The Ravel Laboratory for Microbiol Genomics
The Ravel Laboratory for Microbiol Genomics
Welcome to the Ravel Laboratory for Microbial Genomics and Post-Genomics at the Institute for Genome Sciences, University of Maryland School of Medicine
Our group studies genome evolution and pathogenicity of infectious diseases using genomics and post-genomics tools.

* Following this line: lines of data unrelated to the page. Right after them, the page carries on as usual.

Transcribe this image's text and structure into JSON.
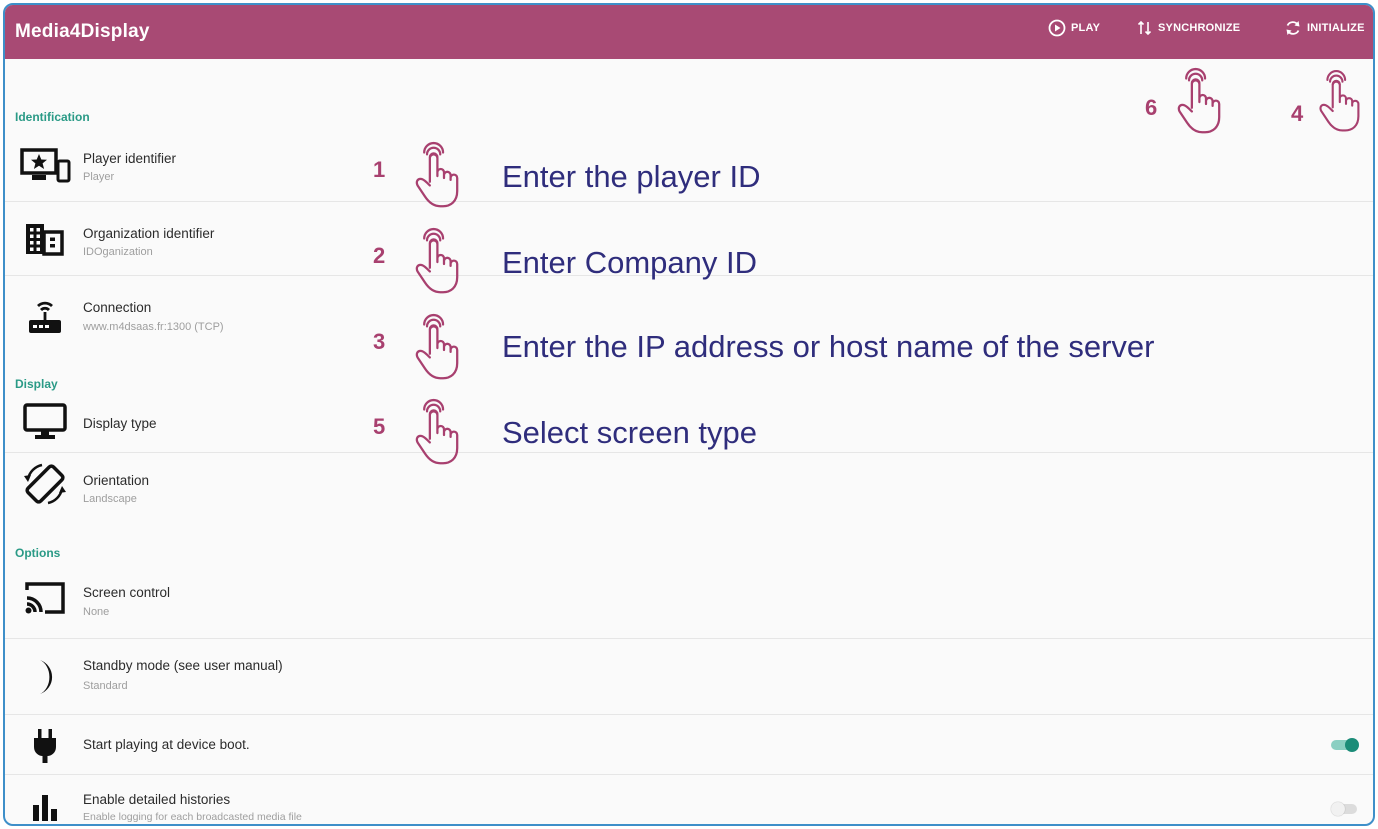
{
  "app": {
    "title": "Media4Display"
  },
  "toolbar": {
    "play_label": "PLAY",
    "sync_label": "SYNCHRONIZE",
    "init_label": "INITIALIZE"
  },
  "sections": {
    "identification": "Identification",
    "display": "Display",
    "options": "Options"
  },
  "settings": {
    "player": {
      "title": "Player identifier",
      "value": "Player"
    },
    "organization": {
      "title": "Organization identifier",
      "value": "IDOganization"
    },
    "connection": {
      "title": "Connection",
      "value": "www.m4dsaas.fr:1300 (TCP)"
    },
    "display_type": {
      "title": "Display type"
    },
    "orientation": {
      "title": "Orientation",
      "value": "Landscape"
    },
    "screen_control": {
      "title": "Screen control",
      "value": "None"
    },
    "standby": {
      "title": "Standby mode (see user manual)",
      "value": "Standard"
    },
    "autostart": {
      "title": "Start playing at device boot.",
      "enabled": true
    },
    "histories": {
      "title": "Enable detailed histories",
      "value": "Enable logging for each broadcasted media file",
      "enabled": false
    }
  },
  "annotations": [
    {
      "num": "1",
      "text": "Enter the player ID"
    },
    {
      "num": "2",
      "text": "Enter Company ID"
    },
    {
      "num": "3",
      "text": "Enter the IP address or host name of the server"
    },
    {
      "num": "5",
      "text": "Select screen type"
    },
    {
      "num": "6"
    },
    {
      "num": "4"
    }
  ],
  "colors": {
    "appbar": "#a84a74",
    "accent": "#2a9a86",
    "annotation_number": "#a8406f",
    "annotation_text": "#2f2d7c"
  },
  "icons": {
    "play": "play-circle-icon",
    "sync": "sync-arrows-icon",
    "init": "refresh-icon",
    "hand": "tap-hand-icon"
  }
}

Microbial Genome News, a blog on genome sequence, metagenomics, functional genomics, microarrays and bioinformatics,
New Publication:
Metagenomics: Read length matters
K. Eric Wommack, Jaysheel Bhavsar, and Jacques Ravel. Applied and Environmental Microbiology
January 11, 2008 - Obtaining an unbiased view of the phylogenetic composition and functional diversity within a microbial community is one central objective of metagenomic analysis. New technologies, such as 454 pyrosequencing, have dramatically reduced sequencing costs to a level where metagenomic analysis may become a viable alternative to more focused assessments of the phylogenetic (eg. 16S rDNA) and functional diversity of microbial communities. To determine whether the short (100-200 bp) sequence reads obtained from pyrosequencing are appropriate for phylogenetic and functional characterization of microbial communities the results of BLAST and COG analyses were compared for long (750 bp) and randomly derived short reads from each of two microbial and one virioplankton metagenome libraries. Overall, BLASTX searches against GenBank nr found far fewer homologs within the short sequence library. This was especially pronounced for a Chesapeake Bay virioplankton metagenome library. Increasing the short read sampling depth or the length of derived short reads (up to 400 bp) did not completely resolve the discrepancy in BLASTX homolog detection. Only in cases where the long read sequence had a close homolog (low BLAST E-score) did the derived short read sequence also find a significant homolog. Thus, more distant homologs of microbial and viral genes are not detected by short read sequences. Among COG hits, derived short reads sampled at a depth of two short reads per long read missed up to 72% of the COGs found using long reads. Noting the current limitation in computational approaches for analysis of short sequences, use of short read length libraries does not appear to be an appropriate tool for metagenomic characterization of microbial communities.